Mixed martial artists around the Palmetto State are still trying to figure out what happened to cause the death of one of their own over the weekend.
Officials have not yet discovered a cause of death for 30-year-old Tyrone "Teesta" Mims, who died during a match in Mt. Pleasant.
The South Carolina Athletic Commission says the fighter passed a physical a few weeks before the fight and a ringside doctor gave him an exam before and after the fight.
Other fighters like Tim Goodwin just want to know if the sport had something to do with the mysterious death.
At first, mixed martial arts was merely a hobby for Goodwin. Now, training twice a day and six days a week, it's a lot more than that.
"I won my first four fights and I figured I might as well stick with it," Goodwin said.
Goodwin quickly went from amateur to pro, and in the cage turned into Tim "The Terror".
"If you look at it, it may seem like really rough, violent sport, but you also have to look at it -- it is multiple styles of martial arts, different combat sports, wrestling, boxing, kickboxing all mixed in so a lot more art and technique than most people realize," Goodwin said.

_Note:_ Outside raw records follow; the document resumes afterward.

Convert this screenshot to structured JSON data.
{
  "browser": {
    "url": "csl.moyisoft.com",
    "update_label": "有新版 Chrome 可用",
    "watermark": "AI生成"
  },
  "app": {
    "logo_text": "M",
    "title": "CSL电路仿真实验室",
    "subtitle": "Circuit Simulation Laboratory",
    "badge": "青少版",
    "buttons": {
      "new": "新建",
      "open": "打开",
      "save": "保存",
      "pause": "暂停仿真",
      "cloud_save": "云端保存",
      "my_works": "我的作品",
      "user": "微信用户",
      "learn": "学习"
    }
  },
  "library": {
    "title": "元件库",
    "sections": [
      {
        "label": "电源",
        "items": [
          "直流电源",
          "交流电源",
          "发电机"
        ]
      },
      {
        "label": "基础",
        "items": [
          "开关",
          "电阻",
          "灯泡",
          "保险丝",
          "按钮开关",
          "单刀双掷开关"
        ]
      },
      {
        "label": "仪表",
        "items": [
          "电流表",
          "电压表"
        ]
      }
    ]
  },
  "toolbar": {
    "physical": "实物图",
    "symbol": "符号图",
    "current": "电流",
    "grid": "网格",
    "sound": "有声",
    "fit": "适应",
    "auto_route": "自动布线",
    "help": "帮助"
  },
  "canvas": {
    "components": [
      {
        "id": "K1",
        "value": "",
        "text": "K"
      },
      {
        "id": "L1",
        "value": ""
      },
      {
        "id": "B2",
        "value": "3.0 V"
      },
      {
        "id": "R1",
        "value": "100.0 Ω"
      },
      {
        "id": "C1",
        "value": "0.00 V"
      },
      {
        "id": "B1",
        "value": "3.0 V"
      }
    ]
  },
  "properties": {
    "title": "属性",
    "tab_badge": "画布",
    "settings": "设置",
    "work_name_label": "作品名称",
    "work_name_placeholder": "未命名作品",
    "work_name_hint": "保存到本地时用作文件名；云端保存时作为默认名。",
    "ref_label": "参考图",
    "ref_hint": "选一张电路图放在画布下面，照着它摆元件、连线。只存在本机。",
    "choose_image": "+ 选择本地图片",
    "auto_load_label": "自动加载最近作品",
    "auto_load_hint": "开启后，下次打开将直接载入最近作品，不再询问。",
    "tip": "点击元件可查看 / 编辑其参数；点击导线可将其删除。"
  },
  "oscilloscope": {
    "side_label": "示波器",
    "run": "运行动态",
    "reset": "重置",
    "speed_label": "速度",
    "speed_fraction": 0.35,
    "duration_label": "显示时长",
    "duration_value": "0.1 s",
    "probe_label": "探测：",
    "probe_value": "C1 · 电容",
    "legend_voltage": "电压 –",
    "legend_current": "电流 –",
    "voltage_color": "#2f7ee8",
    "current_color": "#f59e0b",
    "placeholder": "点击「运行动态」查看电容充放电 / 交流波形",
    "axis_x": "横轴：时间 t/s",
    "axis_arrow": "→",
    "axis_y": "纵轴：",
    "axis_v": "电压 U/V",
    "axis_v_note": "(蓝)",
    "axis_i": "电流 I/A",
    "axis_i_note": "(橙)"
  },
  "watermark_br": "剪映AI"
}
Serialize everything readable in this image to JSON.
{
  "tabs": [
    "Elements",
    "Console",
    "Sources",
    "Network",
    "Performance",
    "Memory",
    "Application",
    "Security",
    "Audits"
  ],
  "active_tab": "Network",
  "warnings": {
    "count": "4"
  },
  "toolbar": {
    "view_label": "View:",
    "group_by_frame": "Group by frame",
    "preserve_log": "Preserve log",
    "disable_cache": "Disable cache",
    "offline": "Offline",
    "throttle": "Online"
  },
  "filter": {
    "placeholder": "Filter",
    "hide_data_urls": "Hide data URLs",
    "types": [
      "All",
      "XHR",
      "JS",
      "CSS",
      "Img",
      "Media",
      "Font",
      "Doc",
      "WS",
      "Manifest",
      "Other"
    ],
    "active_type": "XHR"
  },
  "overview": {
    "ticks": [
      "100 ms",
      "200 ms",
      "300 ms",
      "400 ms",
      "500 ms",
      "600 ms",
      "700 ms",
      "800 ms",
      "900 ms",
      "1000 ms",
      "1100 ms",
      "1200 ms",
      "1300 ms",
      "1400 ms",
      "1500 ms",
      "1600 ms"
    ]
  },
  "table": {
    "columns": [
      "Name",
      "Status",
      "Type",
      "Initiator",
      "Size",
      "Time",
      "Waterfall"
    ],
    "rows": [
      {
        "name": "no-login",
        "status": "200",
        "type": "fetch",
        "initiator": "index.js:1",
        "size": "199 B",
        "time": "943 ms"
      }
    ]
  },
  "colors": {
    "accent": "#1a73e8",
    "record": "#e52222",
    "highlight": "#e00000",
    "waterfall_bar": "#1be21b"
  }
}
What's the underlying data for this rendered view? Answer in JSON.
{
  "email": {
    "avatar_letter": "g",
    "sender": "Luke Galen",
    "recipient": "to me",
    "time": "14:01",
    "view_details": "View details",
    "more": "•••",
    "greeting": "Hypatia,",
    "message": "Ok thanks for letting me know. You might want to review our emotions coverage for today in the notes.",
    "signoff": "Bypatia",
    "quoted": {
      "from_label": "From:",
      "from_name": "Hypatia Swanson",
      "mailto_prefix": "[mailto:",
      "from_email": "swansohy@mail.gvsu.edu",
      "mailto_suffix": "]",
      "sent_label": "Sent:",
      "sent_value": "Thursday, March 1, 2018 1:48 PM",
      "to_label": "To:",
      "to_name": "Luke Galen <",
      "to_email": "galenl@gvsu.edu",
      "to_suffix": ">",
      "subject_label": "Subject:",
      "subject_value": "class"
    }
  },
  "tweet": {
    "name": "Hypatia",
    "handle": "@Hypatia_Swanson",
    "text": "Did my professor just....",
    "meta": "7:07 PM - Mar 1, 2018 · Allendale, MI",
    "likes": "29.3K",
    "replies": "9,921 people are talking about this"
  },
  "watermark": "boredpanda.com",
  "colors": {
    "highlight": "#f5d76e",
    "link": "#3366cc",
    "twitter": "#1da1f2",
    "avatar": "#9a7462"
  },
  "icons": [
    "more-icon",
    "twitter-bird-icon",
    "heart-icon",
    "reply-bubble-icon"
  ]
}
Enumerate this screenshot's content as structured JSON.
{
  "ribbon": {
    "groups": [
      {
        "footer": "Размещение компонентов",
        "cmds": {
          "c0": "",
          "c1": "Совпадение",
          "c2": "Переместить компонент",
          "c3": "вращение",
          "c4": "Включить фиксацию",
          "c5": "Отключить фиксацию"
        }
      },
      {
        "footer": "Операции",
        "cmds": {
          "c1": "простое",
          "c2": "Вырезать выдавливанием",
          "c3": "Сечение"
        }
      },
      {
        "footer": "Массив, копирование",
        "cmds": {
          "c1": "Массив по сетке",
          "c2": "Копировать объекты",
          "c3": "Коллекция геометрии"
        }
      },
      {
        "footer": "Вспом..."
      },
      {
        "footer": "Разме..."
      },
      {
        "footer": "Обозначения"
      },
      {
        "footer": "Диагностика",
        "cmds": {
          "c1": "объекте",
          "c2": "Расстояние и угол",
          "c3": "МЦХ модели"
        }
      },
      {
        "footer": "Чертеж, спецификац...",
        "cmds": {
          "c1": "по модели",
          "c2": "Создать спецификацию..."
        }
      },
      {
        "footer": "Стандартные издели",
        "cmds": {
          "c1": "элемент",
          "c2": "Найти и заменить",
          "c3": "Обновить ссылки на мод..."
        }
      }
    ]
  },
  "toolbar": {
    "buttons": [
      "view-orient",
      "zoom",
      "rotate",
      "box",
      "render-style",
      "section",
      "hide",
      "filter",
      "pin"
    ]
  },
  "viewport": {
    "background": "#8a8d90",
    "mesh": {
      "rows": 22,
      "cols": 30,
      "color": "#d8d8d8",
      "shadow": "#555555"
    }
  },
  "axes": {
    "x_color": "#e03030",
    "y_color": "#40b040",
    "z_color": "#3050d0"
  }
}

Mixed martial arts is an extremely physical sport where injuries are common, but fighters are required to go through an extensive medical evaluation before their match.
Outside the tests before every fight, doctors and EMTs have to be present at every fight.
Mark Mills trains MMA fighters at the Columbia Martial Arts and Fitness Center. He says severe injuries and death are infrequent.
"You have knee injuries, ankle injuries, a lot of shoulder injuries. In the fights, concussions, fractures and hand and knee injuries," Mills said.
Goodwin has broken his jaw and had his share of cuts and bruises.
"It's a hard sport, and essentially they're paying us to hurt each other," Goodwin said.
Goodwin and Mills both say the rules are designed to keep the sport safe, but athletes have to know the risk before they step into the cage.